My question is from George Casella statistical inference textbook Question 8.9 (b). I know how to do this question and I worked out. But I don't agree with the solution. In the question, it said "make the transformation $X_i = 1/Y_i$. Then I just replace $Y_i$ with $1/X_i$ in the original pdf $\lambda_i e^{-\lambda_i y_i}$. So my new pdf is just $\lambda_i e^{-\lambda_i/x_i}$.
However, the solution said the new pdf is $(\lambda_i/x_i^2) e^{-\lambda_i/x_i}$.
Does the solution have the typo? I used my pdf and I can solve out the problem.

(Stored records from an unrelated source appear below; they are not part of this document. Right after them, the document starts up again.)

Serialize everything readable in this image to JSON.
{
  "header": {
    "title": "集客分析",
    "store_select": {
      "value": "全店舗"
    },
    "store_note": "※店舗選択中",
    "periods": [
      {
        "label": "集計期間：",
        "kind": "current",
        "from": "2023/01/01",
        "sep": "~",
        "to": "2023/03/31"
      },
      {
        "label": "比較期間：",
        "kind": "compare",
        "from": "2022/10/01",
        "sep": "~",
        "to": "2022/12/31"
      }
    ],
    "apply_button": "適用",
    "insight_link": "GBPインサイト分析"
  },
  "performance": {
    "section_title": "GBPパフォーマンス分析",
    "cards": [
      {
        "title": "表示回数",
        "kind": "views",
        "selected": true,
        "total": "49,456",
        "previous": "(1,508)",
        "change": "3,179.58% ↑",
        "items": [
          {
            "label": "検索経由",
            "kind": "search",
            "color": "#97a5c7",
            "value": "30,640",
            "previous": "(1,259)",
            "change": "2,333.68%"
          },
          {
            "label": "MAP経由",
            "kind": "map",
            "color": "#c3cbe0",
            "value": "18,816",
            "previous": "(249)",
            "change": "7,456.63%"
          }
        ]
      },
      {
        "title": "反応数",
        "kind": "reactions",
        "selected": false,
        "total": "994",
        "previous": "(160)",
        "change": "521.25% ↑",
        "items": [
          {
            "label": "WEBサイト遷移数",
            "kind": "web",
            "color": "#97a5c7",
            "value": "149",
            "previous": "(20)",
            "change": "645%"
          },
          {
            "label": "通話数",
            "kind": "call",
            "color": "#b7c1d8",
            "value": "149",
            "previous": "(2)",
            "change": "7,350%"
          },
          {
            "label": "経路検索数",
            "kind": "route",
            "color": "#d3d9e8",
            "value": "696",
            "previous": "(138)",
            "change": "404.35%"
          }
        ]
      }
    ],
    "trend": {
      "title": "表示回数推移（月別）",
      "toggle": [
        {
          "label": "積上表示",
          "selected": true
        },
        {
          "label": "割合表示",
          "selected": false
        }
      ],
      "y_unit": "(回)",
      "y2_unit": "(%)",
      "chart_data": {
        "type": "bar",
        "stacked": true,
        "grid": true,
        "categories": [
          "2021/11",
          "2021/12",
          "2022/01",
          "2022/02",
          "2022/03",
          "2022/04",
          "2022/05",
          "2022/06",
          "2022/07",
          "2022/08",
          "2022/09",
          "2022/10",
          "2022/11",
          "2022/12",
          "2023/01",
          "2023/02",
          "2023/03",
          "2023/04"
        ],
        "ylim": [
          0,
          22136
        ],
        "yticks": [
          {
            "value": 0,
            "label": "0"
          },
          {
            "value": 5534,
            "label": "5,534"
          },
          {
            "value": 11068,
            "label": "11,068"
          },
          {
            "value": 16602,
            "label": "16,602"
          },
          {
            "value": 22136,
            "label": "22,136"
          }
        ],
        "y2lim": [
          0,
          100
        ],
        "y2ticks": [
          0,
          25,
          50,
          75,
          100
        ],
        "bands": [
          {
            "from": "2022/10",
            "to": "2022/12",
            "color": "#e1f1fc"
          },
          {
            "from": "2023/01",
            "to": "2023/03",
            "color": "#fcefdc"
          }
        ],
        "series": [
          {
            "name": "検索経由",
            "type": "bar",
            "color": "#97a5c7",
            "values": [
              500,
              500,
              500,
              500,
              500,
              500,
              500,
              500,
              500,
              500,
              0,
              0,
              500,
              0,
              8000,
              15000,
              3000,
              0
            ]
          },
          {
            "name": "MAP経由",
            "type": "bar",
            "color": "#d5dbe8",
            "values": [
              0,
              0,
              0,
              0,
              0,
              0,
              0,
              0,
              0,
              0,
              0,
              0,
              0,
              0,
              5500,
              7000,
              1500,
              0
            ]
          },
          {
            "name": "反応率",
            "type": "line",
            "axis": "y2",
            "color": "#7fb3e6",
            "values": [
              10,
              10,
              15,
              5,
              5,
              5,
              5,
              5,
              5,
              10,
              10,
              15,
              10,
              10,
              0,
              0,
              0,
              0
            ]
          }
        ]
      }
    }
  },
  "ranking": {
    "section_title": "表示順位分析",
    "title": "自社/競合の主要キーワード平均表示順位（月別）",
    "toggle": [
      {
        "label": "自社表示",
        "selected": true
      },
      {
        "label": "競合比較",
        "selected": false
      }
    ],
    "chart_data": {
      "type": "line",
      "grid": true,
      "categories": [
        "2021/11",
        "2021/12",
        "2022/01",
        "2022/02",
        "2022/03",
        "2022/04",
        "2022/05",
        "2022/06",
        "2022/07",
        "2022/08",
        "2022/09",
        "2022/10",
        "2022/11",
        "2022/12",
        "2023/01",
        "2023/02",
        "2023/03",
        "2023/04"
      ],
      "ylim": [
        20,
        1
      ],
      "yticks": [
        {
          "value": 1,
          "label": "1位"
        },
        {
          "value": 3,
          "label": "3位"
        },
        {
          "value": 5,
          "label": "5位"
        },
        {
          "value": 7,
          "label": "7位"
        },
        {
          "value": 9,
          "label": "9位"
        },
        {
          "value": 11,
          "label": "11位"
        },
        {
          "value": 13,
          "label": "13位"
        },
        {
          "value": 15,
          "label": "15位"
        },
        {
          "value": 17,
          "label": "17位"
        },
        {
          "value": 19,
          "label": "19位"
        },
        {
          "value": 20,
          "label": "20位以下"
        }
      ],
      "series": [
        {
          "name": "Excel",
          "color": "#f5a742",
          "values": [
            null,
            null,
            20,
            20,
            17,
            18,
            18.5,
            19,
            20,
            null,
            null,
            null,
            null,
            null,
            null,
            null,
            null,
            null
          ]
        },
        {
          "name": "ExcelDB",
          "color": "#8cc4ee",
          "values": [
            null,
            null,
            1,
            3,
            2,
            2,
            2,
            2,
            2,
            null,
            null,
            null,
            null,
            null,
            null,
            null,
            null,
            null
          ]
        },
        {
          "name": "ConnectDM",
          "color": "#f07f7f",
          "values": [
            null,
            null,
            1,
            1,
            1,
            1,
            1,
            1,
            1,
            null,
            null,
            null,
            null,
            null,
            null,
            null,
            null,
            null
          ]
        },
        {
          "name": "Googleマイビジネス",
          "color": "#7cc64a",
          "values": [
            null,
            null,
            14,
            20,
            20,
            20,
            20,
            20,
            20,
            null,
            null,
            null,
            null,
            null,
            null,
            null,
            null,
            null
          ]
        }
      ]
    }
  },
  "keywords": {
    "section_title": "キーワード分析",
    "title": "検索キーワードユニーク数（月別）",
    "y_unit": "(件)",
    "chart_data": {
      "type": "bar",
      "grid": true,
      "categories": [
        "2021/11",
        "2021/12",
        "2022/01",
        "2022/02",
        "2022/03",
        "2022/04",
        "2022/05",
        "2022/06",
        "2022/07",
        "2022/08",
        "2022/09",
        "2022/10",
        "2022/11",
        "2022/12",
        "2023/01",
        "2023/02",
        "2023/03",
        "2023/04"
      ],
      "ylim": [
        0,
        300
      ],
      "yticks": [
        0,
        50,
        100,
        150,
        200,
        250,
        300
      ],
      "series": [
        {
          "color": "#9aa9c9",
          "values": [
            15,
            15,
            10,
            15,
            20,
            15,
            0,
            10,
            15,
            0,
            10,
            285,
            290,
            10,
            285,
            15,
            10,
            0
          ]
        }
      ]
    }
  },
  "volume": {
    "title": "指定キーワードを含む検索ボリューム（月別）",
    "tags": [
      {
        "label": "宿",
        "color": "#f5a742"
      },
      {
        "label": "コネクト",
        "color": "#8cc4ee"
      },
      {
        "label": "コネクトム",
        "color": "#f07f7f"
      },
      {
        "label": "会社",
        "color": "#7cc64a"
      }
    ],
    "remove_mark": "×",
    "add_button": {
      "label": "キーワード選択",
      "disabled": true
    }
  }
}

The explanation forgets to include the Jacobian term. When in doubt, always go back to the explicit formula for performing change of variables. Assuming we have a transformation $X=g(Y)$ that is monotone on the support of $Y$ we can use the formula $$ f_X(x)=f_Y(g^{-1}(x))|J|, $$ where $|J|$ is the Jacobian of the transformation. In this particular case we have $X=1/Y$ (which is monotone on $\operatorname{supp}(Y)=(0,\infty)$) and so $g^{-1}(x)=1/x$ and $|J|=|\partial_x 1/x|=1/x^2$. Hence, $$ f_X(x)=f_Y(1/x)/x^2=(\lambda/x^2)\exp(-\lambda/x),\quad x>0, $$ which is the correct solution as given by the text.